Lors de l’interrogatoire mené par l’avocat de l’accusation Hesham Mourad, le témoin a raconté l’arrivée des Libyens dans une banlieue de Bangui, la capitale de la République centrafricaine (RCA), le 22 novembre 2002. Le témoin a bénéficié d’une déformation numérique du visage et de la voix ainsi que d’un pseudonyme afin de ne pas dévoiler son identité de crainte qu’il fasse l’objet d’attaques répétées pour avoir participé au procès.
« Y avait-il des forces étrangères impliquées dans ce conflit ? », a demandé M. Mourad.
« Il y avait des libyens de la CEN-SAD », a répondu le ‘‘témoin 73’’. La CEN-SAD (Communauté des États Sahélo-Sahariens) est une organisation internationale de 21 états créée en 1998 avec le ferme soutien du gouvernement libyen.
Le témoin a ajouté, « J’étais présent à l’époque. Je me suis rendu à la route principale pour observer ce qui s’y passait. Il y avait des tanks blindés qui traversaient pour aller combattre François Bozizé. Les troupes étrangères étaient libyennes, des membres de la CEN-SAD ». À l’époque où les troupes de M. Bemba auraient commis des crimes contre les civils centrafricains, elles étaient présentes dans ce pays pour aider le président en exercice Ange-Félix Patassé à combattre une tentative de coup d’état menée par M. Bozizé.
Le témoin a expliqué aujourd’hui que les ‘‘troupes libyennes’’ ne s’étaient pas rendues dans la banlieue PK 12 de Bangui. « Elles n’avaient effectué aucune patrouille jusqu’au PK 12. Elles étaient dans leurs bases et ne réalisaient aucune patrouille », a-t-il déclaré.
Interrogé par M. Mourad sur les vêtements portés par les troupes, le témoin a raconté qu’elles étaient habillées avec des uniformes différents de ceux des forces armées de la RCA, connues sous le nom de Forces Armées Centrafricaines ou FACA.
« Les uniformes libyens étaient différents des uniformes des FACA », a affirmé le ‘‘témoin 73’’. « Ils avaient deux uniformes, un qui était vert foncé mais il y avait aussi une tenue blanche ».
Le témoin a déclaré qu’il ne connaissait pas la langue parlée par les troupes libyennes car ces soldats ne s’étaient jamais mêlés à la population locale. Il a été toutefois catégorique quand au fait que les Libyens n’avaient jamais commis d’atrocités sur les civils. « Personne n’a jamais entendu dire que les Libyens étaient venus dans les quartiers et avaient commis des actes de violence ou qu’ils avaient battu ou attaqué quelqu’un. Les Libyens ne l’ont jamais fait », a indiqué le témoin.
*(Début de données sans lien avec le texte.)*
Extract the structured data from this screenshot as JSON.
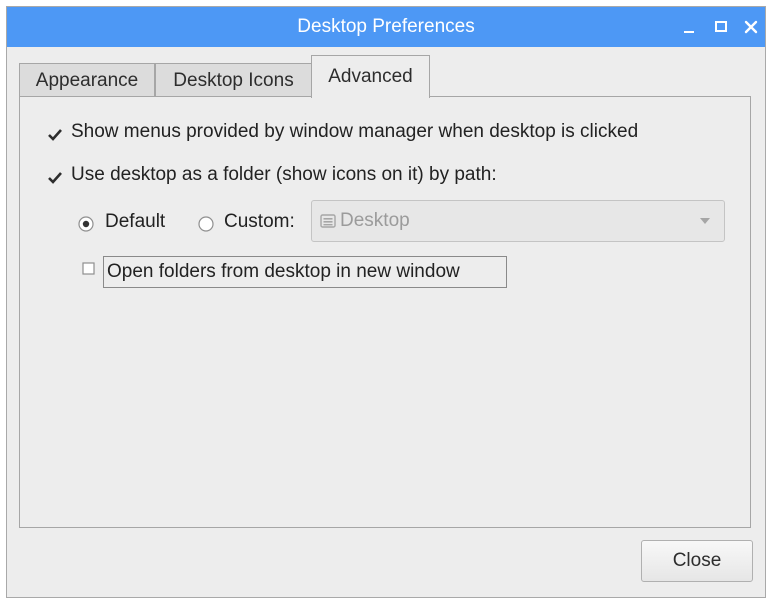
{
  "window": {
    "title": "Desktop Preferences",
    "controls": [
      "minimize",
      "maximize",
      "close"
    ]
  },
  "tabs": [
    {
      "label": "Appearance",
      "active": false
    },
    {
      "label": "Desktop Icons",
      "active": false
    },
    {
      "label": "Advanced",
      "active": true
    }
  ],
  "options": {
    "show_menus": {
      "label": "Show menus provided by window manager when desktop is clicked",
      "checked": true
    },
    "use_folder": {
      "label": "Use desktop as a folder (show icons on it) by path:",
      "checked": true
    },
    "path_default": {
      "label": "Default",
      "selected": true
    },
    "path_custom": {
      "label": "Custom:",
      "selected": false
    },
    "path_combo": {
      "value": "Desktop",
      "icon": "folder-icon",
      "disabled": true
    },
    "open_new_window": {
      "label": "Open folders from desktop in new window",
      "checked": false
    }
  },
  "buttons": {
    "close_label": "Close"
  },
  "colors": {
    "titlebar": "#4d98f5",
    "window_bg": "#ededed",
    "disabled_text": "#9b9b9b"
  }
}
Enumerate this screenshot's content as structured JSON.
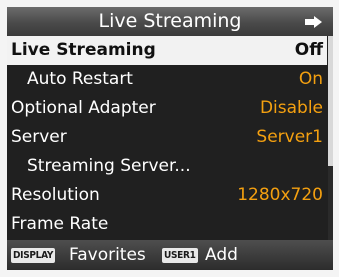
{
  "header": {
    "title": "Live Streaming",
    "back_icon": "return-arrow-icon"
  },
  "menu": {
    "items": [
      {
        "label": "Live Streaming",
        "value": "Off"
      },
      {
        "label": "Auto Restart",
        "value": "On"
      },
      {
        "label": "Optional Adapter",
        "value": "Disable"
      },
      {
        "label": "Server",
        "value": "Server1"
      },
      {
        "label": "Streaming Server...",
        "value": ""
      },
      {
        "label": "Resolution",
        "value": "1280x720"
      },
      {
        "label": "Frame Rate",
        "value": ""
      }
    ]
  },
  "footer": {
    "display_key": "DISPLAY",
    "favorites_label": "Favorites",
    "user1_key": "USER1",
    "add_label": "Add"
  },
  "colors": {
    "value_accent": "#f4a010",
    "selected_row_bg": "#f2f2f2",
    "body_bg": "#202020"
  }
}
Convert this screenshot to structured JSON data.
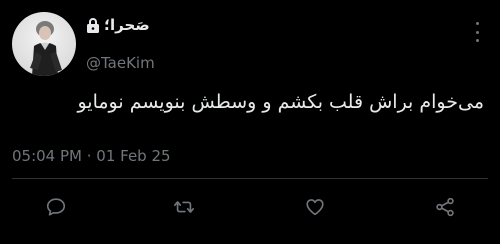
{
  "tweet": {
    "display_name": "صَحرا؛",
    "handle": "@TaeKim",
    "text": "می‌خوام براش قلب بکشم و وسطش بنویسم نومایو",
    "timestamp": "05:04 PM · 01 Feb 25",
    "protected_icon": "lock-icon",
    "avatar_icon": "profile-photo"
  },
  "actions": [
    {
      "name": "reply",
      "icon": "comment-icon"
    },
    {
      "name": "retweet",
      "icon": "retweet-icon"
    },
    {
      "name": "like",
      "icon": "heart-icon"
    },
    {
      "name": "share",
      "icon": "share-icon"
    }
  ],
  "colors": {
    "background": "#000000",
    "text": "#e7e9ea",
    "secondary": "#71767b",
    "divider": "#2f3336"
  }
}
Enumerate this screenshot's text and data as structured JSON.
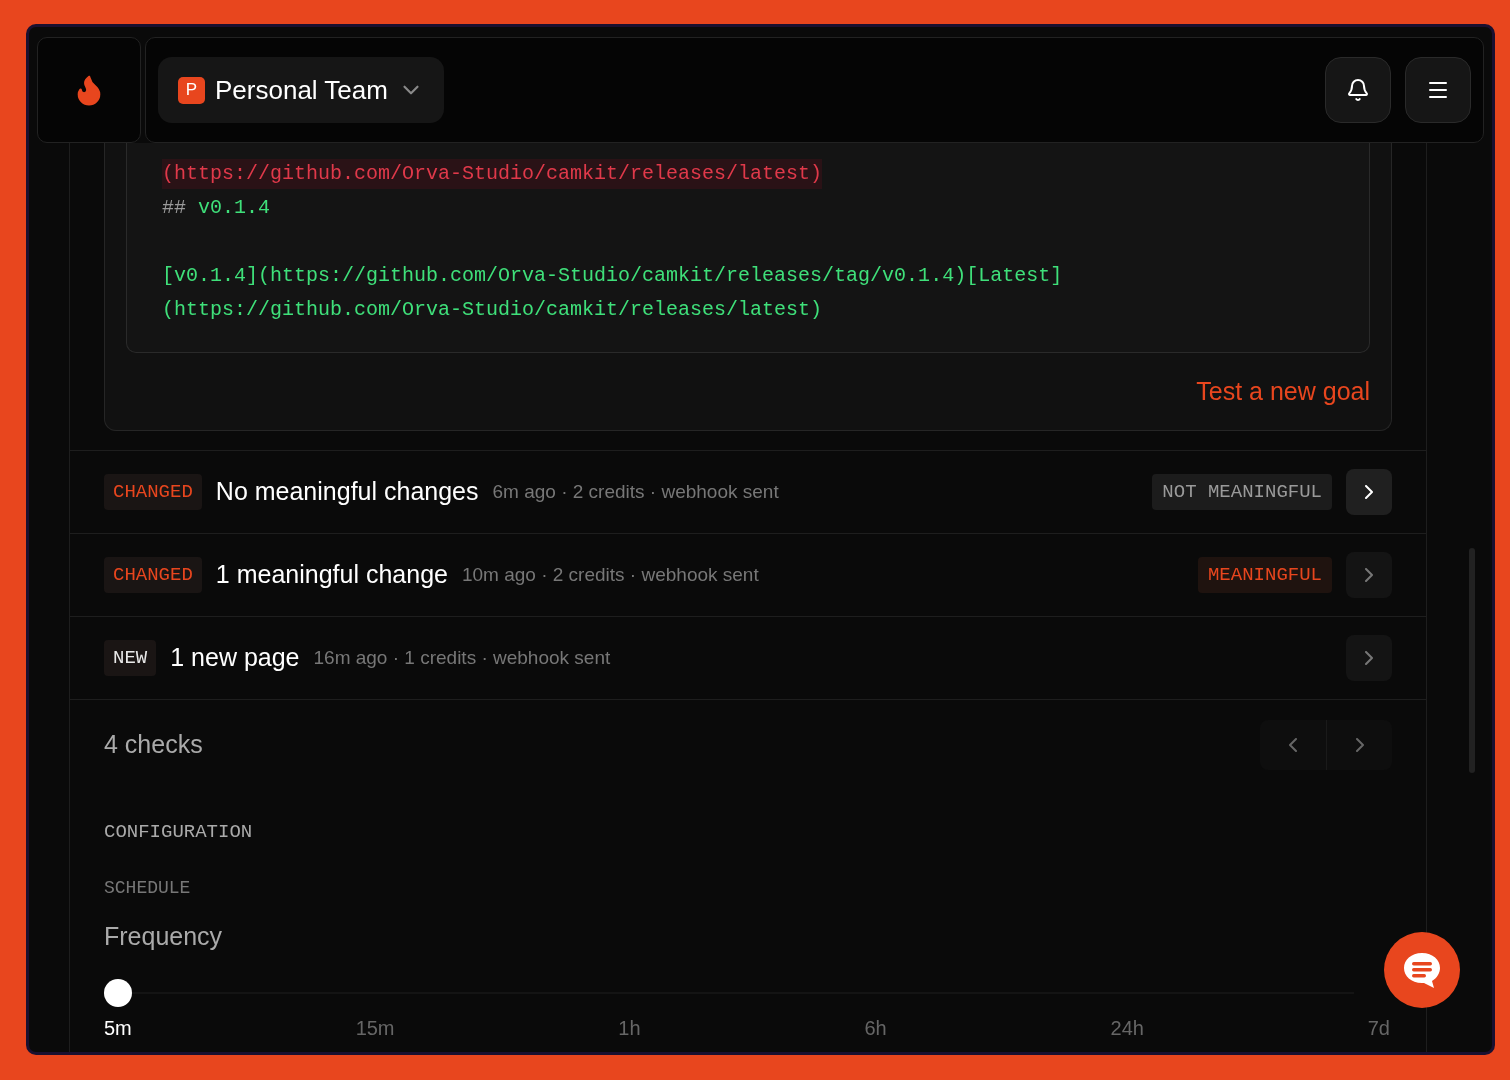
{
  "header": {
    "team_initial": "P",
    "team_name": "Personal Team"
  },
  "diff": {
    "lines": [
      {
        "kind": "removed",
        "text": "(https://github.com/Orva-Studio/camkit/releases/latest)"
      },
      {
        "kind": "heading",
        "marker": "##",
        "text": "v0.1.4"
      },
      {
        "kind": "blank"
      },
      {
        "kind": "added",
        "text": "[v0.1.4](https://github.com/Orva-Studio/camkit/releases/tag/v0.1.4)[Latest]"
      },
      {
        "kind": "added",
        "text": "(https://github.com/Orva-Studio/camkit/releases/latest)"
      }
    ],
    "action": "Test a new goal"
  },
  "checks": [
    {
      "tag": "CHANGED",
      "color": "#e8461e",
      "title": "No meaningful changes",
      "meta": "6m ago · 2 credits · webhook sent",
      "verdict": {
        "label": "NOT MEANINGFUL",
        "kind": "neutral"
      },
      "hovered": true
    },
    {
      "tag": "CHANGED",
      "color": "#e8461e",
      "title": "1 meaningful change",
      "meta": "10m ago · 2 credits · webhook sent",
      "verdict": {
        "label": "MEANINGFUL",
        "kind": "meaningful"
      },
      "hovered": false
    },
    {
      "tag": "NEW",
      "color": "#e8e8e8",
      "title": "1 new page",
      "meta": "16m ago · 1 credits · webhook sent",
      "hovered": false
    }
  ],
  "checks_count": "4 checks",
  "configuration": {
    "heading": "CONFIGURATION",
    "section": "SCHEDULE",
    "label": "Frequency",
    "level": 0,
    "options": [
      {
        "label": "5m",
        "selected": true
      },
      {
        "label": "15m",
        "selected": false
      },
      {
        "label": "1h",
        "selected": false
      },
      {
        "label": "6h",
        "selected": false
      },
      {
        "label": "24h",
        "selected": false
      },
      {
        "label": "7d",
        "selected": false
      }
    ]
  }
}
Il a précisé, en revanche, que lorsque les troupes du Mouvement pour la libération du Congo (MLC) avaient pénétré dans le PK12, elles avaient occupé par la force les maisons des civils, obligeant leurs habitants à leur préparer des repas puis elles avaient pillé les biens des citoyens centrafricains.
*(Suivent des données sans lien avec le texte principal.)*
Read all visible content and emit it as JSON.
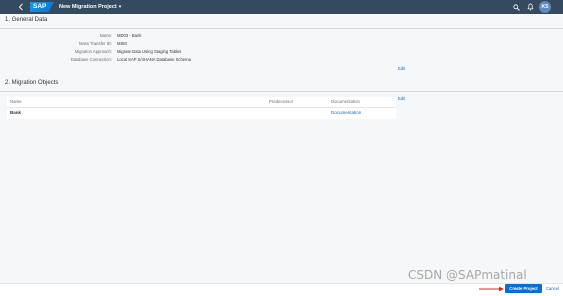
{
  "shellbar": {
    "logo_text": "SAP",
    "title": "New Migration Project",
    "caret": "▾",
    "user_initials": "KS"
  },
  "general_data": {
    "title": "1. General Data",
    "fields": [
      {
        "label": "Name:",
        "value": "MD03 - Bank"
      },
      {
        "label": "Mass Transfer ID:",
        "value": "MSM"
      },
      {
        "label": "Migration Approach:",
        "value": "Migrate Data Using Staging Tables"
      },
      {
        "label": "Database Connection:",
        "value": "Local SAP S/4HANA Database Schema"
      }
    ],
    "edit_label": "Edit"
  },
  "migration_objects": {
    "title": "2. Migration Objects",
    "edit_label": "Edit",
    "columns": [
      "Name",
      "Predecessor",
      "Documentation"
    ],
    "rows": [
      {
        "name": "Bank",
        "predecessor": "",
        "documentation": "Documentation"
      }
    ]
  },
  "footer": {
    "create_label": "Create Project",
    "cancel_label": "Cancel"
  },
  "watermark": "CSDN @SAPmatinal",
  "colors": {
    "shellbar": "#354a5f",
    "accent": "#0a6ed1",
    "annotation_arrow": "#e02020"
  }
}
Les procureurs de la CPI accusent M. Bemba d’être pénalement responsable de deux crimes contre l’humanité (meurtre et viol) et de trois crimes de guerre (meurtre, viol et pillage) qu’il aurait commis en RCA entre le 26 octobre 2002 et le 15 mars 2003. Cette responsabilité pénale présumée découle de son manquement à arrêter ou à punir ses soldats lorsqu’ils ont tué, violé et pillé. Il a nié les accusations.
Le ‘‘témoin 73’’ poursuivra son témoignage demain matin.